Swaddling-- I've never swaddled my babies. So I have nothing to add on that wink1.gif

Cosleeping-- I didn't realize there were so many rules I guess. Dh and I have always had separate blankets though (either I'm pregnant and super hot or not pregnant and freeeeeezing! And dh likes to kind of cocoon himself anyway), so it's just me and baby sharing blankets. Baby sleeps on whatever side he's finishing up nursing on... sometimes it's between dh and I, sometimes it's on the other side. This is how we've always done it.

Bottles-- I haven't introduced one. I have no need to. Dd3 and dd4 never had one. I would probably feel jealous and useless if I did. Even though there are times itis hard sometimes, it's *my* job. I like it.

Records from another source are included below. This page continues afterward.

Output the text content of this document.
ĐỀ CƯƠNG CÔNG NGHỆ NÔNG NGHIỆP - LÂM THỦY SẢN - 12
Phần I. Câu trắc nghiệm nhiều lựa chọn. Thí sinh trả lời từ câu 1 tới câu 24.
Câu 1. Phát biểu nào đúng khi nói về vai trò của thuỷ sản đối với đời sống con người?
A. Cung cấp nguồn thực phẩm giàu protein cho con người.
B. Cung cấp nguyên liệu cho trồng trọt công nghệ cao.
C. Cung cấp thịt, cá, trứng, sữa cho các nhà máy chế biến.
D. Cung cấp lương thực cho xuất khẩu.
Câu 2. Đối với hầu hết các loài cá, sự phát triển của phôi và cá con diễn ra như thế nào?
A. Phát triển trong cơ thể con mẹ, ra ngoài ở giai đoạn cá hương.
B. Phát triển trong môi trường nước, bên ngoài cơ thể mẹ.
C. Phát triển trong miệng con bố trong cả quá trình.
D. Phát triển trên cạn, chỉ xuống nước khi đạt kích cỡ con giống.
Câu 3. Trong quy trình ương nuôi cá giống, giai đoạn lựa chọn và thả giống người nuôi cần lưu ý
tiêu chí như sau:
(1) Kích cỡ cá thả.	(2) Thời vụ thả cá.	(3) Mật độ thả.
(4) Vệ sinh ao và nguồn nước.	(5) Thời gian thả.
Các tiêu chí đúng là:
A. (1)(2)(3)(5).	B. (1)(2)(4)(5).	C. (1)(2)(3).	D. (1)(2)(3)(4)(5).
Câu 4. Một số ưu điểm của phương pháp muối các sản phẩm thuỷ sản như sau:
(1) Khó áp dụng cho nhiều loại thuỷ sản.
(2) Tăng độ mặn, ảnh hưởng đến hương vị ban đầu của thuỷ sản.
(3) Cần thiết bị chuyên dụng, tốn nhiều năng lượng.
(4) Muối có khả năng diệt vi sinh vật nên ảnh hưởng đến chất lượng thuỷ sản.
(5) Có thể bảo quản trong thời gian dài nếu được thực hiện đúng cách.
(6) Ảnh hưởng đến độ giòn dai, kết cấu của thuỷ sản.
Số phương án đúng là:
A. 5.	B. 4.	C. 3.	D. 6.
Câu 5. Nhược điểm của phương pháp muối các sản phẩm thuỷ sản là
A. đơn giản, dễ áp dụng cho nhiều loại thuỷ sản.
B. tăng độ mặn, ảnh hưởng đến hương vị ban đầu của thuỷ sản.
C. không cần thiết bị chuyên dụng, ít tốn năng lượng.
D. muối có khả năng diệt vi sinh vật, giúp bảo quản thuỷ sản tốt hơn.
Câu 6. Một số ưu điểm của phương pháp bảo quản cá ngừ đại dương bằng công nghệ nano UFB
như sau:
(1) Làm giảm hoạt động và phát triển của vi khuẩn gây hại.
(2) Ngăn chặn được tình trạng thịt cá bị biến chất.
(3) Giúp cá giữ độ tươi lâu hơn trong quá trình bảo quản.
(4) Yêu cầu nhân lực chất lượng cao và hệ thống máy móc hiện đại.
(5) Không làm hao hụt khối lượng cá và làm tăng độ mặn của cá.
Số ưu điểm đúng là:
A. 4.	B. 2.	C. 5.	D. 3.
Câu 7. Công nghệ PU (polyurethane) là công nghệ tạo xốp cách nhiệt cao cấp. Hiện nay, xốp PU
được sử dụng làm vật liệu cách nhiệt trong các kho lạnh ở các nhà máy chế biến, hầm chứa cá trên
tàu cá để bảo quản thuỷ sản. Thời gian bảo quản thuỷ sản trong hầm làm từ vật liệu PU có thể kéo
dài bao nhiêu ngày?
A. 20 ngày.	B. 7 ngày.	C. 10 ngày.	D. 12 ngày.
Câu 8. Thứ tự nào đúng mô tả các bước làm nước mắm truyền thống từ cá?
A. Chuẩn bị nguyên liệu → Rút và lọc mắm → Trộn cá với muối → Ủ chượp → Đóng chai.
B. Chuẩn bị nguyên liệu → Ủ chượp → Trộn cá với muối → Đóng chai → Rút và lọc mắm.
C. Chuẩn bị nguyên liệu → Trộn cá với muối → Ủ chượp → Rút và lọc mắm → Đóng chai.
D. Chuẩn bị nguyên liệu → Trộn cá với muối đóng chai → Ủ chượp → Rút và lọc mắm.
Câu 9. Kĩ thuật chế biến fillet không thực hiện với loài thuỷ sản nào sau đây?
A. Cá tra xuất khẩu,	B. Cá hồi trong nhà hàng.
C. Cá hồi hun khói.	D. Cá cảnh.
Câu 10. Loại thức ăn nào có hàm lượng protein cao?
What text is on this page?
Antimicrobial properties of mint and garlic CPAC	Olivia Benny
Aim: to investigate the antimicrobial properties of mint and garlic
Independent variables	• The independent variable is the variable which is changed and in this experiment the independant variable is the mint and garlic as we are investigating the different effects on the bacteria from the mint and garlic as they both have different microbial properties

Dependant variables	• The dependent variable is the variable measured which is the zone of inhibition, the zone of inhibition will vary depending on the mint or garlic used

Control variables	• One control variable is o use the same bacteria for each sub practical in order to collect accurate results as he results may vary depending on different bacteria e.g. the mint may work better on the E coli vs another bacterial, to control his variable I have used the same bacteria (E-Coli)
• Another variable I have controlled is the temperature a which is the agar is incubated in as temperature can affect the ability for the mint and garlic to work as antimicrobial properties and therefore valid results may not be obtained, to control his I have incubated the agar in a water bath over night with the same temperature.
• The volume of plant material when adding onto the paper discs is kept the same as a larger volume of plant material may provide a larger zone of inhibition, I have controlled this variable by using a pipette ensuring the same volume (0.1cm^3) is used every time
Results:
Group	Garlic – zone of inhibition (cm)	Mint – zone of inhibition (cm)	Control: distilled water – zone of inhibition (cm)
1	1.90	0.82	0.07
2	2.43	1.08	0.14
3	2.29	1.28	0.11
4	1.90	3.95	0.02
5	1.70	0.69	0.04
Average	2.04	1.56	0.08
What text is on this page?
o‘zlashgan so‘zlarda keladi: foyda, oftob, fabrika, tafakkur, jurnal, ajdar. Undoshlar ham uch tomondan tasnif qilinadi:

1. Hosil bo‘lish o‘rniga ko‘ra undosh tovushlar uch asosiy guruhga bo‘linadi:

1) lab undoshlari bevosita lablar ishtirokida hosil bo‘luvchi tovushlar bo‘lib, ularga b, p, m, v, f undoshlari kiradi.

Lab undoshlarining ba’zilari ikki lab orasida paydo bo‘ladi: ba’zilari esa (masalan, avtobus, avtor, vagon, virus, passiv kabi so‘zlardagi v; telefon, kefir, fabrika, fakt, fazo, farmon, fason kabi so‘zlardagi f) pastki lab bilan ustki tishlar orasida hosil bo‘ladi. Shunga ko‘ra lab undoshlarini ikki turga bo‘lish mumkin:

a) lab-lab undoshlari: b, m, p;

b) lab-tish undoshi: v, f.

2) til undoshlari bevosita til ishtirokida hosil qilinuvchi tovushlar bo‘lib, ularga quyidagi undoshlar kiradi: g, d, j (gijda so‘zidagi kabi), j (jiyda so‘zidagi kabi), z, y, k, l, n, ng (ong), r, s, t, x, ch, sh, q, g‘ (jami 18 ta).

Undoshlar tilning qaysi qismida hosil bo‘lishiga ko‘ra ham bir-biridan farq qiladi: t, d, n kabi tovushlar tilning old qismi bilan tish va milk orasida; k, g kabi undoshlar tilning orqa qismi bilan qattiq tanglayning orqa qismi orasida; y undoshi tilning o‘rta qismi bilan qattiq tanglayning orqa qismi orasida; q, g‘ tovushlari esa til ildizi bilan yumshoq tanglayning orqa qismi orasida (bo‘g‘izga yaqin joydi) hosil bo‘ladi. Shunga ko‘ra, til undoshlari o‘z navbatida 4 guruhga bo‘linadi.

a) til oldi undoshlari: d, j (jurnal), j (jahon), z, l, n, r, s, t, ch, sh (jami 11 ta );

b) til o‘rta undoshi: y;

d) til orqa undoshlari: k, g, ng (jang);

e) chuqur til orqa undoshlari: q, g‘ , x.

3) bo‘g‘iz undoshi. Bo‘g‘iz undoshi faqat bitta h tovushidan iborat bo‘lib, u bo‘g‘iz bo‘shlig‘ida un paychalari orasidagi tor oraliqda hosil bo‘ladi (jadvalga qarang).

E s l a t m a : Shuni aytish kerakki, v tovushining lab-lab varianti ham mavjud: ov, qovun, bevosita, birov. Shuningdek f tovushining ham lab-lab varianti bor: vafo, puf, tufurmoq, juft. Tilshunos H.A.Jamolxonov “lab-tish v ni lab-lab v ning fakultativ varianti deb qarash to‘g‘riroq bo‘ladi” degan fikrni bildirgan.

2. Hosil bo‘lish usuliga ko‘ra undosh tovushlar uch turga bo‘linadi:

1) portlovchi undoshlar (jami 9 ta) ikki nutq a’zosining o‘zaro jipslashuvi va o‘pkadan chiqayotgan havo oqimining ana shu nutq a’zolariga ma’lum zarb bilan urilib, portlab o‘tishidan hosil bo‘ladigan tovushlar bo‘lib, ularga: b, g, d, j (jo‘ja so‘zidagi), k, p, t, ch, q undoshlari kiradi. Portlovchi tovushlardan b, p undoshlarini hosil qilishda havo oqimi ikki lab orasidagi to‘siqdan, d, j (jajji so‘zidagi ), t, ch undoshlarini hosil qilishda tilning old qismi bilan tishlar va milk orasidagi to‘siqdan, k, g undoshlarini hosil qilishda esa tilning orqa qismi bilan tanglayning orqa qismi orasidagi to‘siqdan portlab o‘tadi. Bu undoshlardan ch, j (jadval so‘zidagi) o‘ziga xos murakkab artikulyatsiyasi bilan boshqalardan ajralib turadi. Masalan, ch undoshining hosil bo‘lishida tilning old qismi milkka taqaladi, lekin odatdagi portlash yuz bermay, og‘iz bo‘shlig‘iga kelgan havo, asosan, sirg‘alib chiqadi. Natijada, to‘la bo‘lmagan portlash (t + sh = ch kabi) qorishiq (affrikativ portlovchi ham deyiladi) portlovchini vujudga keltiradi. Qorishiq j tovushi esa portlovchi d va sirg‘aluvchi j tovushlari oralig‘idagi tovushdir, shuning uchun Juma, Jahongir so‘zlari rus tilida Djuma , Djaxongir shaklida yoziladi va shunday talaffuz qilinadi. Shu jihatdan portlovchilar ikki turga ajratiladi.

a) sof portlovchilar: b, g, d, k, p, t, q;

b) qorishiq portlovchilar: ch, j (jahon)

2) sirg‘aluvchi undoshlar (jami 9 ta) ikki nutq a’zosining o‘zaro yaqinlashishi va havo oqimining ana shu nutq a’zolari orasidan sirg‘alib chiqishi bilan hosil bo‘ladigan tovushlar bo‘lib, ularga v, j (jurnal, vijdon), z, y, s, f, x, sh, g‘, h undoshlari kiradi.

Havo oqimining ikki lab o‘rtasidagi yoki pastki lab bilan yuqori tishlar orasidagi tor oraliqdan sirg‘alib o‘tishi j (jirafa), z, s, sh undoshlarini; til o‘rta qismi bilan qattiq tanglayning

Re poisoning without permission-- I'd be upset too, Miranda greensad.gif

Things here with Leo are good. Three days ago I had the worst emotional day ever and cried/bawled/lost it many times that day, apologized to Leo for being a terrible mother, and was generally overwhelmed by the housework and everything. Things are better now though. I love going on walks with my girls and having leo in my homemade wrap (like a Moby.. made out of hemp jersey). But now it's time for dinner ...
post #40 of 82
I've heard of wonder weeks before. If your baby was born after a due date, do you still calculate from the EDD? Leo is three weeks old tomorrow, but born at nearly 42 weeks... is he 3 weeks or 5 weeks according to that?